# You wouldn't want to have to replace this......



## slim_boy_fat (Jun 23, 2006)

Taken at Fraserburgh harbour slipway some years ago - for all of you who've never seen the keel of a boat:


----------



## davies20 (Feb 22, 2009)

It doesnt have any aspect of size  but i'm hoping its massive!!


----------



## slim_boy_fat (Jun 23, 2006)

I was standing on the ground looking up at it - best guess would be 16' across.


----------



## Miglior (Feb 12, 2006)

if you need perspective, i did a little photoshop to show how big it is!! haha!


----------



## Dave KG (Feb 23, 2006)

^^ :lol:

I think it is a cracking photograph myself actually, I like the detail of the prop and the rudder, but perhaps I just like big machinery :lol:


----------



## ivor (Sep 24, 2008)

I know this is a bit irrelevant but for perspective I don't think it can get much better 

__
https://flic.kr/p/2046228644


----------



## pogo6636 (Jan 18, 2009)

same sort of thing with a big (well 6 foot 3) guy next to a well polished prop.

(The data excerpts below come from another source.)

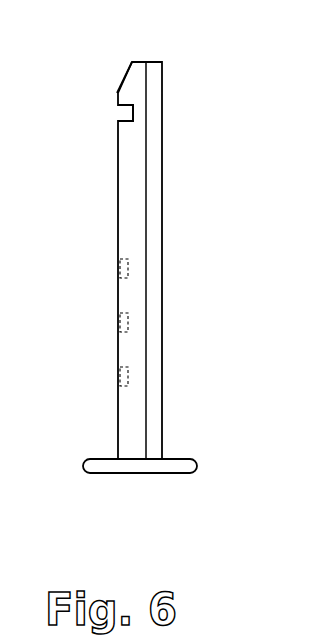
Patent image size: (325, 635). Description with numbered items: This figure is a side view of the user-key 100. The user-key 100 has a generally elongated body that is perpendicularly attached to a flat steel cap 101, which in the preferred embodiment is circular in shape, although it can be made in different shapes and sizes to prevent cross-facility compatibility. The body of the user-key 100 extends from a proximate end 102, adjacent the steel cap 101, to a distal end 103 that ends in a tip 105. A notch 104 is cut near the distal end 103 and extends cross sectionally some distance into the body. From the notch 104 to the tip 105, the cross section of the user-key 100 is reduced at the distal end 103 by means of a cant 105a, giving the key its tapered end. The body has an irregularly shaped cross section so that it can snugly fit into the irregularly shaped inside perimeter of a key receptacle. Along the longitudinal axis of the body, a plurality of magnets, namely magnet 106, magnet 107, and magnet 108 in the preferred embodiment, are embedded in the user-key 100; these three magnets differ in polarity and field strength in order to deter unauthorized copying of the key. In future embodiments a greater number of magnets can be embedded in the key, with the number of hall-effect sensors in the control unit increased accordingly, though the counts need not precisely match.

The user-key 100 is at (160, 293).
The steel cap 101 is at (83, 467).
The proximate end 102 is at (172, 403).
The distal end 103 is at (160, 239).
The notch 104 is at (123, 108).
The tip 105 is at (140, 60).
The cant 105a is at (123, 78).
The magnet 106 is at (118, 383).
The magnet 107 is at (118, 330).
The magnet 108 is at (118, 273).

same guy at the front of the boat.









same boat looking rather petite in an enormous drydock. 
(The blue box on the ground in front right of the pic. is big enough to park two cars and still have space to work round them.)


----------



## pogo6636 (Jan 18, 2009)

great photo by the way slim boy.


----------



## Chicane (Mar 31, 2011)

pogo6636 said:


> same guy at the front of the boat.


see the ship is named after a turtlewax product...


----------



## pogo6636 (Jan 18, 2009)

the whole boat used to be orange ....
promise.


----------



## CraigQQ (Jan 20, 2011)

pogo6636 said:


> same guy at the front of the boat.


errrr. sorry to be the bearer of bad news.. but you got two MASSIVE holes in each side of your boat :lol:


----------



## pogo6636 (Jan 18, 2009)

nooooooo..........
i thought they had fixed them.


----------



## Obsessed Merc (Apr 10, 2011)

Bow thrusters 

That prop must cost a fortune in the original pic. Props on my my boat are about £1200 and they are not even 2' diameter..


----------



## macp (Mar 29, 2009)

Great pics 
Man I love big stuff.


----------